Principle:Zai org CogVideo Text to Video Generation
Overview
Technique for generating video frames from a text description using iterative denoising of latent representations conditioned on text embeddings.
Description
Text-to-video generation uses the full diffusion pipeline to transform a text prompt into a sequence of video frames. The process involves multiple stages:
- Text encoding -- The text prompt is tokenized and encoded into conditioning embeddings using the T5 text encoder
- Latent initialization -- Random noise is sampled in the latent space with dimensions determined by the target resolution and frame count
- Iterative denoising -- The transformer model iteratively refines the noisy latents over multiple timesteps, guided by the text conditioning and classifier-free guidance
- Dynamic CFG -- The guidance scale is varied during sampling for improved temporal coherence and visual quality
- VAE decoding -- The final denoised latents are decoded by the VAE into pixel-space video frames
The generation process is controlled by several key parameters including the number of inference steps (controlling quality/speed tradeoff), guidance scale (controlling prompt adherence), and seed (controlling reproducibility).
Usage
Use when generating video content from text descriptions. Key parameter recommendations:
| Parameter | Default | Guidance |
|---|---|---|
| num_inference_steps | 50 | Higher = better quality, slower. 30-50 is typical range. |
| guidance_scale | 6.0 | Higher = stronger prompt adherence. 6.0 is recommended default. |
| use_dynamic_cfg | True | Recommended for better temporal coherence. |
| num_frames | 49 (1.0) / 81 (1.5) | Must satisfy model constraints: 49 for CogVideoX-1.0, 81 for CogVideoX-1.5. |
Theoretical Basis
Classifier-Free Guidance
Classifier-free guidance (CFG) steers generation toward the text conditioning by combining conditional and unconditional predictions:
- epsilon_guided = epsilon_uncond + scale * (epsilon_cond - epsilon_uncond)
Where:
- epsilon_uncond is the model prediction without text conditioning
- epsilon_cond is the model prediction with text conditioning
- scale is the guidance scale (higher values produce stronger adherence to the prompt)
Dynamic CFG
Dynamic CFG varies the guidance scale during the sampling process rather than using a fixed value.
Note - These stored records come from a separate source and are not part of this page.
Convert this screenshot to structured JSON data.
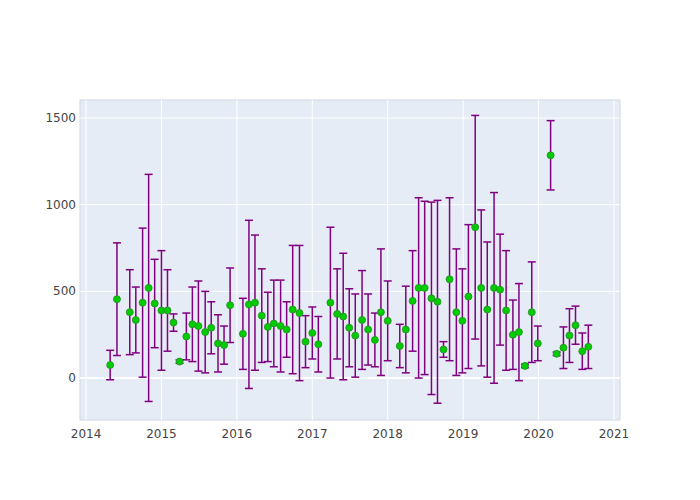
{
  "chart_data": {
    "type": "scatter",
    "marker": "circle",
    "color": "#00cc00",
    "grid": true,
    "x": [
      2014.32,
      2014.41,
      2014.58,
      2014.66,
      2014.75,
      2014.83,
      2014.91,
      2015.0,
      2015.08,
      2015.16,
      2015.24,
      2015.33,
      2015.41,
      2015.49,
      2015.58,
      2015.66,
      2015.75,
      2015.83,
      2015.91,
      2016.08,
      2016.16,
      2016.24,
      2016.33,
      2016.41,
      2016.49,
      2016.58,
      2016.66,
      2016.74,
      2016.83,
      2016.91,
      2017.0,
      2017.08,
      2017.24,
      2017.33,
      2017.41,
      2017.49,
      2017.57,
      2017.66,
      2017.74,
      2017.83,
      2017.91,
      2018.0,
      2018.16,
      2018.24,
      2018.33,
      2018.41,
      2018.49,
      2018.58,
      2018.66,
      2018.74,
      2018.82,
      2018.91,
      2018.99,
      2019.07,
      2019.16,
      2019.24,
      2019.32,
      2019.41,
      2019.49,
      2019.57,
      2019.66,
      2019.74,
      2019.82,
      2019.91,
      2019.99,
      2020.16,
      2020.24,
      2020.33,
      2020.41,
      2020.49,
      2020.58,
      2020.66
    ],
    "values": [
      75,
      455,
      380,
      335,
      435,
      520,
      430,
      390,
      390,
      320,
      95,
      240,
      310,
      300,
      265,
      290,
      200,
      190,
      420,
      255,
      425,
      435,
      360,
      295,
      315,
      300,
      280,
      395,
      375,
      210,
      260,
      195,
      435,
      370,
      355,
      290,
      245,
      335,
      280,
      220,
      380,
      330,
      185,
      280,
      445,
      520,
      520,
      460,
      440,
      165,
      570,
      380,
      330,
      470,
      870,
      520,
      395,
      520,
      510,
      390,
      250,
      265,
      70,
      380,
      200,
      1285,
      140,
      175,
      245,
      305,
      155,
      180
    ],
    "errors": [
      85,
      325,
      245,
      190,
      430,
      655,
      255,
      345,
      235,
      50,
      10,
      135,
      215,
      260,
      235,
      150,
      165,
      110,
      215,
      205,
      485,
      390,
      270,
      200,
      250,
      265,
      160,
      370,
      390,
      150,
      150,
      160,
      435,
      260,
      365,
      225,
      240,
      285,
      205,
      155,
      365,
      230,
      125,
      250,
      290,
      520,
      500,
      555,
      585,
      45,
      470,
      365,
      300,
      415,
      645,
      450,
      390,
      550,
      320,
      345,
      200,
      280,
      10,
      290,
      100,
      200,
      10,
      120,
      155,
      110,
      105,
      125
    ],
    "xlim": [
      2013.92,
      2021.08
    ],
    "ylim": [
      -242,
      1604
    ],
    "xticks": [
      2014,
      2015,
      2016,
      2017,
      2018,
      2019,
      2020,
      2021
    ],
    "yticks": [
      0,
      500,
      1000,
      1500
    ]
  }
}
This typically uses a higher scale in early steps (for coarse structure) and a lower scale in later steps (for fine details and temporal coherence).
Frame Count Constraints
The number of frames must satisfy model architecture constraints:
- CogVideoX-1.0 (2B, 5B): 49 frames
- CogVideoX-1.5 (1.5-5B): 81 frames
These values correspond to the temporal dimension that the 3D transformer was trained on.